Date of Award


Document Type


Degree Name

Master of Science


Department of Electrical and Computer Engineering

First Advisor

Barry E. Mullins, PhD


This thesis investigates the performance of three mobile ad hoc routing protocols in the context of a swarm of autonomous unmanned aerial vehicles (UAVs). It is proposed that a wireless network of nodes having an average of 5.1774 log n neighbors, where n is the total number of nodes in the network, has a high probability of having no partitions. By decreasing transmission range while ensuring network connectivity, and implementing multi-hop routing between nodes, spatial multiplexing is exploited whereby multiple pairs of nodes simultaneously transmit on the same channel. The proposal is evaluated using the Greedy Perimeter Stateless Routing (GPSR), Optimized Link State Routing (OLSR), and Ad hoc On-demand Distance Vector (AODV) routing protocols in the context of a swarm of UAVs using the OPNET network simulation tool.
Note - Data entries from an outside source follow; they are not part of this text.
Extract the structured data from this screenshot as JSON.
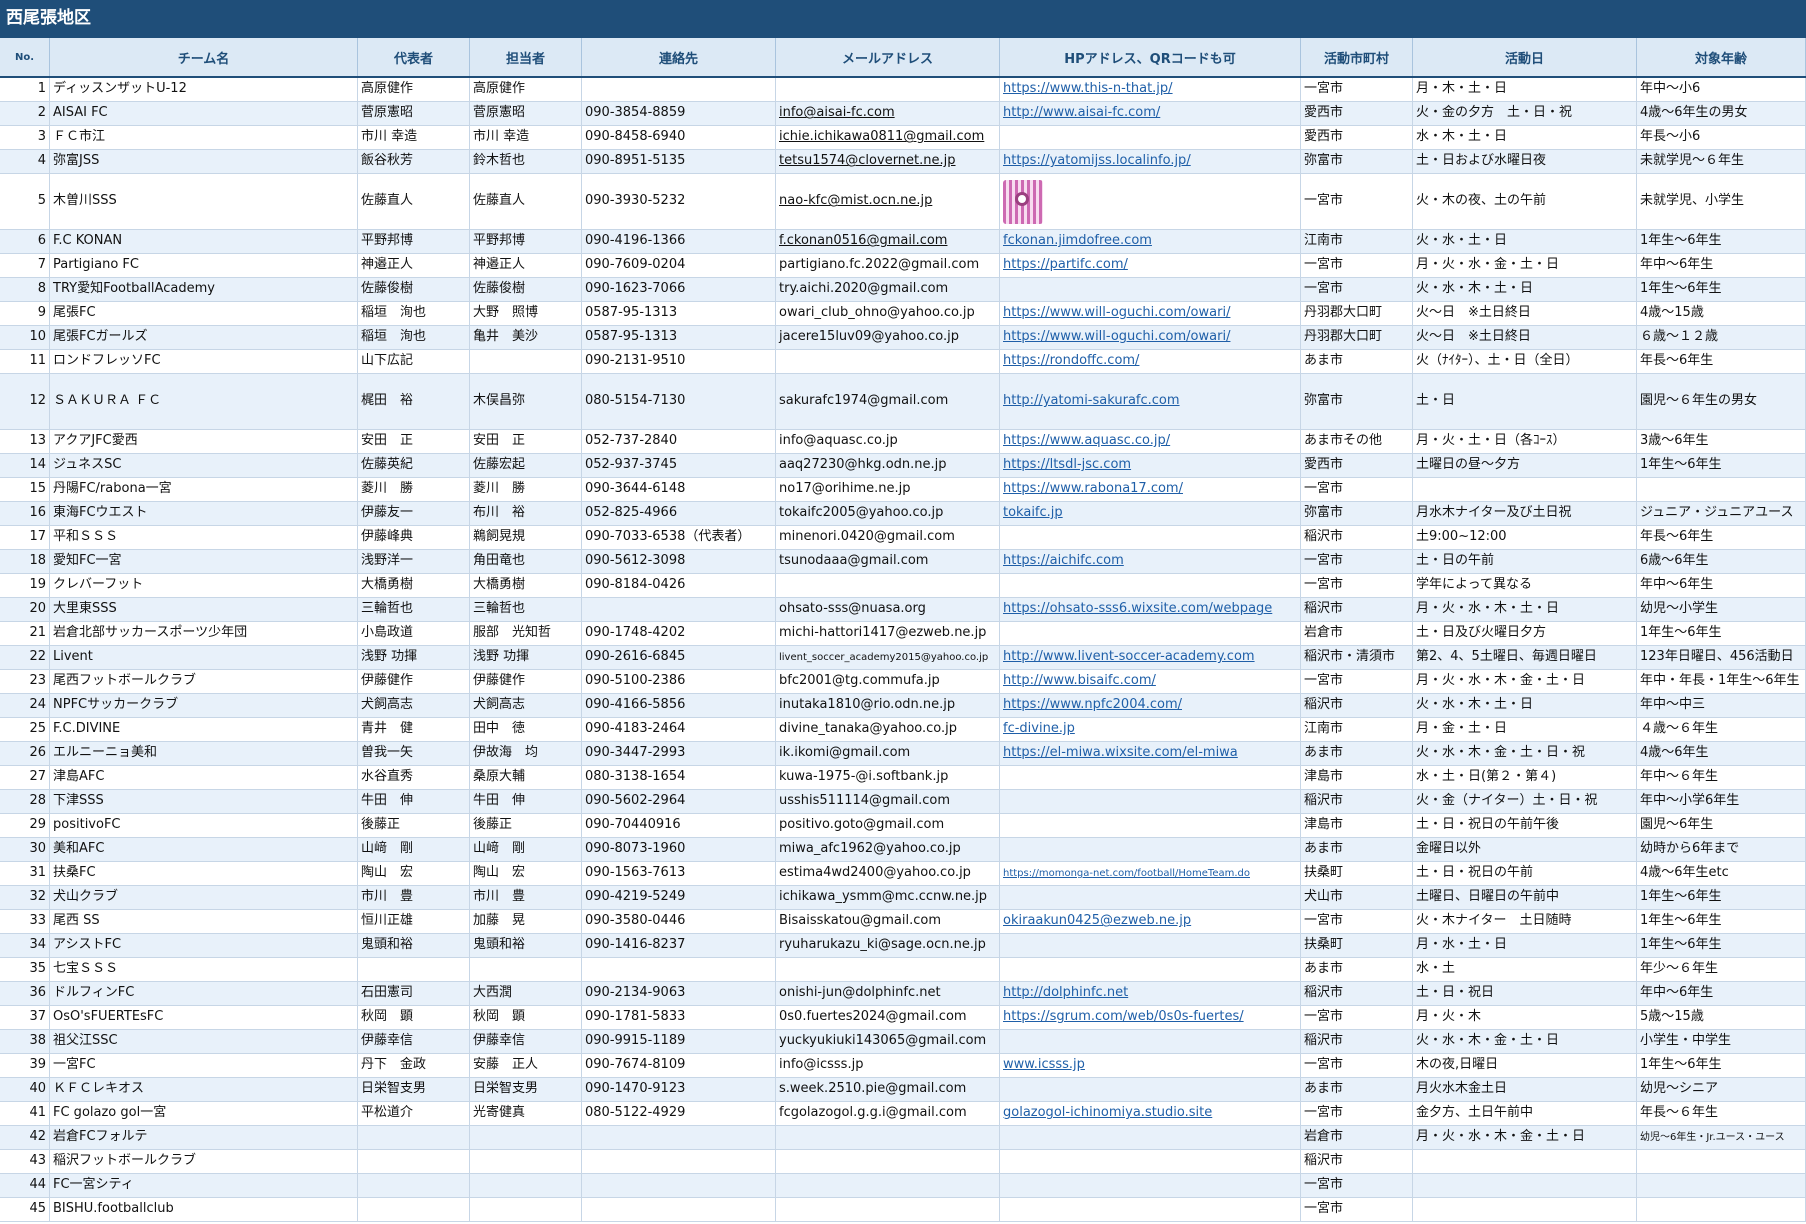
{
  "title": "西尾張地区",
  "headers": {
    "no": "No.",
    "team": "チーム名",
    "rep": "代表者",
    "person": "担当者",
    "phone": "連絡先",
    "email": "メールアドレス",
    "hp": "HPアドレス、QRコードも可",
    "city": "活動市町村",
    "days": "活動日",
    "age": "対象年齢"
  },
  "rows": [
    {
      "no": "1",
      "team": "ディッスンザットU-12",
      "rep": "高原健作",
      "person": "高原健作",
      "phone": "",
      "email": "",
      "hp": "https://www.this-n-that.jp/",
      "city": "一宮市",
      "days": "月・木・土・日",
      "age": "年中～小6"
    },
    {
      "no": "2",
      "team": "AISAI FC",
      "rep": "菅原憲昭",
      "person": "菅原憲昭",
      "phone": "090-3854-8859",
      "email": "info@aisai-fc.com",
      "hp": "http://www.aisai-fc.com/",
      "city": "愛西市",
      "days": "火・金の夕方　土・日・祝",
      "age": "4歳～6年生の男女"
    },
    {
      "no": "3",
      "team": "ＦＣ市江",
      "rep": "市川 幸造",
      "person": "市川 幸造",
      "phone": "090-8458-6940",
      "email": "ichie.ichikawa0811@gmail.com",
      "hp": "",
      "city": "愛西市",
      "days": "水・木・土・日",
      "age": "年長～小6"
    },
    {
      "no": "4",
      "team": "弥富JSS",
      "rep": "飯谷秋芳",
      "person": "鈴木哲也",
      "phone": "090-8951-5135",
      "email": "tetsu1574@clovernet.ne.jp",
      "hp": "https://yatomijss.localinfo.jp/",
      "city": "弥富市",
      "days": "土・日および水曜日夜",
      "age": "未就学児～６年生"
    },
    {
      "no": "5",
      "team": "木曽川SSS",
      "rep": "佐藤直人",
      "person": "佐藤直人",
      "phone": "090-3930-5232",
      "email": "nao-kfc@mist.ocn.ne.jp",
      "hp": "",
      "city": "一宮市",
      "days": "火・木の夜、土の午前",
      "age": "未就学児、小学生"
    },
    {
      "no": "6",
      "team": "F.C KONAN",
      "rep": "平野邦博",
      "person": "平野邦博",
      "phone": "090-4196-1366",
      "email": "f.ckonan0516@gmail.com",
      "hp": "fckonan.jimdofree.com",
      "city": "江南市",
      "days": "火・水・土・日",
      "age": "1年生～6年生"
    },
    {
      "no": "7",
      "team": "Partigiano FC",
      "rep": "神邉正人",
      "person": "神邉正人",
      "phone": "090-7609-0204",
      "email": "partigiano.fc.2022@gmail.com",
      "hp": "https://partifc.com/",
      "city": "一宮市",
      "days": "月・火・水・金・土・日",
      "age": "年中～6年生"
    },
    {
      "no": "8",
      "team": "TRY愛知FootballAcademy",
      "rep": "佐藤俊樹",
      "person": "佐藤俊樹",
      "phone": "090-1623-7066",
      "email": "try.aichi.2020@gmail.com",
      "hp": "",
      "city": "一宮市",
      "days": "火・水・木・土・日",
      "age": "1年生～6年生"
    },
    {
      "no": "9",
      "team": "尾張FC",
      "rep": "稲垣　洵也",
      "person": "大野　照博",
      "phone": "0587-95-1313",
      "email": "owari_club_ohno@yahoo.co.jp",
      "hp": "https://www.will-oguchi.com/owari/",
      "city": "丹羽郡大口町",
      "days": "火～日　※土日終日",
      "age": "4歳～15歳"
    },
    {
      "no": "10",
      "team": "尾張FCガールズ",
      "rep": "稲垣　洵也",
      "person": "亀井　美沙",
      "phone": "0587-95-1313",
      "email": "jacere15luv09@yahoo.co.jp",
      "hp": "https://www.will-oguchi.com/owari/",
      "city": "丹羽郡大口町",
      "days": "火～日　※土日終日",
      "age": "６歳～１２歳"
    },
    {
      "no": "11",
      "team": "ロンドフレッソFC",
      "rep": "山下広記",
      "person": "",
      "phone": "090-2131-9510",
      "email": "",
      "hp": "https://rondoffc.com/",
      "city": "あま市",
      "days": "火（ﾅｲﾀｰ）、土・日（全日）",
      "age": "年長～6年生"
    },
    {
      "no": "12",
      "team": "ＳＡＫＵＲＡ ＦＣ",
      "rep": "梶田　裕",
      "person": "木俣昌弥",
      "phone": "080-5154-7130",
      "email": "sakurafc1974@gmail.com",
      "hp": "http://yatomi-sakurafc.com",
      "city": "弥富市",
      "days": "土・日",
      "age": "園児～６年生の男女"
    },
    {
      "no": "13",
      "team": "アクアJFC愛西",
      "rep": "安田　正",
      "person": "安田　正",
      "phone": "052-737-2840",
      "email": "info@aquasc.co.jp",
      "hp": "https://www.aquasc.co.jp/",
      "city": "あま市その他",
      "days": "月・火・土・日（各ｺｰｽ）",
      "age": "3歳～6年生"
    },
    {
      "no": "14",
      "team": "ジュネスSC",
      "rep": "佐藤英紀",
      "person": "佐藤宏起",
      "phone": "052-937-3745",
      "email": "aaq27230@hkg.odn.ne.jp",
      "hp": "https://ltsdl-jsc.com",
      "city": "愛西市",
      "days": "土曜日の昼～夕方",
      "age": "1年生～6年生"
    },
    {
      "no": "15",
      "team": "丹陽FC/rabona一宮",
      "rep": "菱川　勝",
      "person": "菱川　勝",
      "phone": "090-3644-6148",
      "email": "no17@orihime.ne.jp",
      "hp": "https://www.rabona17.com/",
      "city": "一宮市",
      "days": "",
      "age": ""
    },
    {
      "no": "16",
      "team": "東海FCウエスト",
      "rep": "伊藤友一",
      "person": "布川　裕",
      "phone": "052-825-4966",
      "email": "tokaifc2005@yahoo.co.jp",
      "hp": "tokaifc.jp",
      "city": "弥富市",
      "days": "月水木ナイター及び土日祝",
      "age": "ジュニア・ジュニアユース"
    },
    {
      "no": "17",
      "team": "平和ＳＳＳ",
      "rep": "伊藤峰典",
      "person": "鵜飼晃規",
      "phone": "090-7033-6538（代表者）",
      "email": " minenori.0420@gmail.com",
      "hp": "",
      "city": "稲沢市",
      "days": "土9:00~12:00",
      "age": "年長～6年生"
    },
    {
      "no": "18",
      "team": "愛知FC一宮",
      "rep": "浅野洋一",
      "person": "角田竜也",
      "phone": "090-5612-3098",
      "email": "tsunodaaa@gmail.com",
      "hp": "https://aichifc.com",
      "city": "一宮市",
      "days": "土・日の午前",
      "age": "6歳～6年生"
    },
    {
      "no": "19",
      "team": "クレバーフット",
      "rep": "大橋勇樹",
      "person": "大橋勇樹",
      "phone": "090-8184-0426",
      "email": "",
      "hp": "",
      "city": "一宮市",
      "days": "学年によって異なる",
      "age": "年中～6年生"
    },
    {
      "no": "20",
      "team": "大里東SSS",
      "rep": "三輪哲也",
      "person": "三輪哲也",
      "phone": "",
      "email": "ohsato-sss@nuasa.org",
      "hp": "https://ohsato-sss6.wixsite.com/webpage",
      "city": "稲沢市",
      "days": "月・火・水・木・土・日",
      "age": "幼児～小学生"
    },
    {
      "no": "21",
      "team": "岩倉北部サッカースポーツ少年団",
      "rep": "小島政道",
      "person": "服部　光知哲",
      "phone": "090-1748-4202",
      "email": "michi-hattori1417@ezweb.ne.jp",
      "hp": "",
      "city": "岩倉市",
      "days": "土・日及び火曜日夕方",
      "age": "1年生～6年生"
    },
    {
      "no": "22",
      "team": "Livent",
      "rep": "浅野 功揮",
      "person": "浅野 功揮",
      "phone": "090-2616-6845",
      "email": "livent_soccer_academy2015@yahoo.co.jp",
      "hp": "http://www.livent-soccer-academy.com",
      "city": "稲沢市・清須市",
      "days": "第2、4、5土曜日、毎週日曜日",
      "age": "123年日曜日、456活動日"
    },
    {
      "no": "23",
      "team": "尾西フットボールクラブ",
      "rep": "伊藤健作",
      "person": "伊藤健作",
      "phone": "090-5100-2386",
      "email": "bfc2001@tg.commufa.jp",
      "hp": "http://www.bisaifc.com/",
      "city": "一宮市",
      "days": "月・火・水・木・金・土・日",
      "age": "年中・年長・1年生～6年生"
    },
    {
      "no": "24",
      "team": "NPFCサッカークラブ",
      "rep": "犬飼高志",
      "person": "犬飼高志",
      "phone": "090-4166-5856",
      "email": "inutaka1810@rio.odn.ne.jp",
      "hp": "https://www.npfc2004.com/",
      "city": "稲沢市",
      "days": "火・水・木・土・日",
      "age": "年中～中三"
    },
    {
      "no": "25",
      "team": "F.C.DIVINE",
      "rep": "青井　健",
      "person": "田中　徳",
      "phone": "090-4183-2464",
      "email": "divine_tanaka@yahoo.co.jp",
      "hp": "fc-divine.jp",
      "city": "江南市",
      "days": "月・金・土・日",
      "age": "４歳～６年生"
    },
    {
      "no": "26",
      "team": "エルニーニョ美和",
      "rep": "曽我一矢",
      "person": "伊故海　均",
      "phone": "090-3447-2993",
      "email": "ik.ikomi@gmail.com",
      "hp": "https://el-miwa.wixsite.com/el-miwa",
      "city": "あま市",
      "days": "火・水・木・金・土・日・祝",
      "age": "4歳～6年生"
    },
    {
      "no": "27",
      "team": "津島AFC",
      "rep": "水谷直秀",
      "person": "桑原大輔",
      "phone": "080-3138-1654",
      "email": "kuwa-1975-@i.softbank.jp",
      "hp": "",
      "city": "津島市",
      "days": "水・土・日(第２・第４)",
      "age": "年中～６年生"
    },
    {
      "no": "28",
      "team": "下津SSS",
      "rep": "牛田　伸",
      "person": "牛田　伸",
      "phone": "090-5602-2964",
      "email": "usshis511114@gmail.com",
      "hp": "",
      "city": "稲沢市",
      "days": "火・金（ナイター）土・日・祝",
      "age": "年中～小学6年生"
    },
    {
      "no": "29",
      "team": "positivoFC",
      "rep": "後藤正",
      "person": "後藤正",
      "phone": "090-70440916",
      "email": "positivo.goto@gmail.com",
      "hp": "",
      "city": "津島市",
      "days": "土・日・祝日の午前午後",
      "age": "園児～6年生"
    },
    {
      "no": "30",
      "team": "美和AFC",
      "rep": "山﨑　剛",
      "person": "山﨑　剛",
      "phone": "090-8073-1960",
      "email": "miwa_afc1962@yahoo.co.jp",
      "hp": "",
      "city": "あま市",
      "days": "金曜日以外",
      "age": "幼時から6年まで"
    },
    {
      "no": "31",
      "team": "扶桑FC",
      "rep": "陶山　宏",
      "person": "陶山　宏",
      "phone": "090-1563-7613",
      "email": "estima4wd2400@yahoo.co.jp",
      "hp": "https://momonga-net.com/football/HomeTeam.do",
      "city": "扶桑町",
      "days": "土・日・祝日の午前",
      "age": "4歳～6年生etc"
    },
    {
      "no": "32",
      "team": "犬山クラブ",
      "rep": "市川　豊",
      "person": "市川　豊",
      "phone": "090-4219-5249",
      "email": "ichikawa_ysmm@mc.ccnw.ne.jp",
      "hp": "",
      "city": "犬山市",
      "days": "土曜日、日曜日の午前中",
      "age": "1年生～6年生"
    },
    {
      "no": "33",
      "team": "尾西 SS",
      "rep": "恒川正雄",
      "person": "加藤　晃",
      "phone": "090-3580-0446",
      "email": "Bisaisskatou@gmail.com",
      "hp": "okiraakun0425@ezweb.ne.jp",
      "city": "一宮市",
      "days": "火・木ナイター　土日随時",
      "age": "1年生～6年生"
    },
    {
      "no": "34",
      "team": "アシストFC",
      "rep": "鬼頭和裕",
      "person": "鬼頭和裕",
      "phone": "090-1416-8237",
      "email": "ryuharukazu_ki@sage.ocn.ne.jp",
      "hp": "",
      "city": "扶桑町",
      "days": "月・水・土・日",
      "age": "1年生～6年生"
    },
    {
      "no": "35",
      "team": "七宝ＳＳＳ",
      "rep": "",
      "person": "",
      "phone": "",
      "email": "",
      "hp": "",
      "city": "あま市",
      "days": "水・土",
      "age": "年少～６年生"
    },
    {
      "no": "36",
      "team": "ドルフィンFC",
      "rep": "石田憲司",
      "person": "大西潤",
      "phone": "090-2134-9063",
      "email": "onishi-jun@dolphinfc.net",
      "hp": "http://dolphinfc.net",
      "city": "稲沢市",
      "days": "土・日・祝日",
      "age": "年中～6年生"
    },
    {
      "no": "37",
      "team": "OsO'sFUERTEsFC",
      "rep": "秋岡　顕",
      "person": "秋岡　顕",
      "phone": "090-1781-5833",
      "email": "0s0.fuertes2024@gmail.com",
      "hp": "https://sgrum.com/web/0s0s-fuertes/",
      "city": "一宮市",
      "days": "月・火・木",
      "age": "5歳～15歳"
    },
    {
      "no": "38",
      "team": "祖父江SSC",
      "rep": "伊藤幸信",
      "person": "伊藤幸信",
      "phone": "090-9915-1189",
      "email": "yuckyukiuki143065@gmail.com",
      "hp": "",
      "city": "稲沢市",
      "days": "火・水・木・金・土・日",
      "age": "小学生・中学生"
    },
    {
      "no": "39",
      "team": "一宮FC",
      "rep": "丹下　金政",
      "person": "安藤　正人",
      "phone": "090-7674-8109",
      "email": "info@icsss.jp",
      "hp": "www.icsss.jp",
      "city": "一宮市",
      "days": "木の夜,日曜日",
      "age": "1年生～6年生"
    },
    {
      "no": "40",
      "team": "ＫＦＣレキオス",
      "rep": "日栄智支男",
      "person": "日栄智支男",
      "phone": "090-1470-9123",
      "email": "s.week.2510.pie@gmail.com",
      "hp": "",
      "city": "あま市",
      "days": "月火水木金土日",
      "age": "幼児～シニア"
    },
    {
      "no": "41",
      "team": "FC golazo gol一宮",
      "rep": "平松道介",
      "person": "光寄健真",
      "phone": "080-5122-4929",
      "email": "fcgolazogol.g.g.i@gmail.com",
      "hp": "golazogol-ichinomiya.studio.site",
      "city": "一宮市",
      "days": "金夕方、土日午前中",
      "age": "年長～６年生"
    },
    {
      "no": "42",
      "team": "岩倉FCフォルテ",
      "rep": "",
      "person": "",
      "phone": "",
      "email": "",
      "hp": "",
      "city": "岩倉市",
      "days": "月・火・水・木・金・土・日",
      "age": "幼児～6年生・Jr.ユース・ユース"
    },
    {
      "no": "43",
      "team": "稲沢フットボールクラブ",
      "rep": "",
      "person": "",
      "phone": "",
      "email": "",
      "hp": "",
      "city": "稲沢市",
      "days": "",
      "age": ""
    },
    {
      "no": "44",
      "team": "FC一宮シティ",
      "rep": "",
      "person": "",
      "phone": "",
      "email": "",
      "hp": "",
      "city": "一宮市",
      "days": "",
      "age": ""
    },
    {
      "no": "45",
      "team": "BISHU.footballclub",
      "rep": "",
      "person": "",
      "phone": "",
      "email": "",
      "hp": "",
      "city": "一宮市",
      "days": "",
      "age": ""
    }
  ],
  "underlined_emails": [
    2,
    3,
    4,
    5,
    6
  ],
  "qr_rows": [
    5
  ],
  "tall_rows": [
    5,
    12
  ],
  "small_email_rows": [
    22
  ],
  "small_hp_rows": [
    31
  ],
  "small_age_rows": [
    42
  ],
  "colors": {
    "title_bg": "#1f4e79",
    "header_bg": "#dce9f5",
    "alt_row": "#e8f1fa",
    "link": "#1f5fa8"
  }
}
The first-known implementation of GPSR in OPNET is constructed, and routing performance is observed when routing protocol, number of nodes, transmission range, and traffic workload are varied. Performance is evaluated based on proportion of packets successfully delivered, average packet hop count, and average end-to-end delay of packets received. Results indicate that the routing protocol choice has a significant impact on routing performance. While GPSR successfully delivers 50% more packets than OLSR, and experiences a 53% smaller end-to-end delay than AODV when routing packets in a swarm of UAVs, increasing transmission range and using direct transmission to destination nodes with no routing results in a level of performance not achieved using any of the routing protocols evaluated.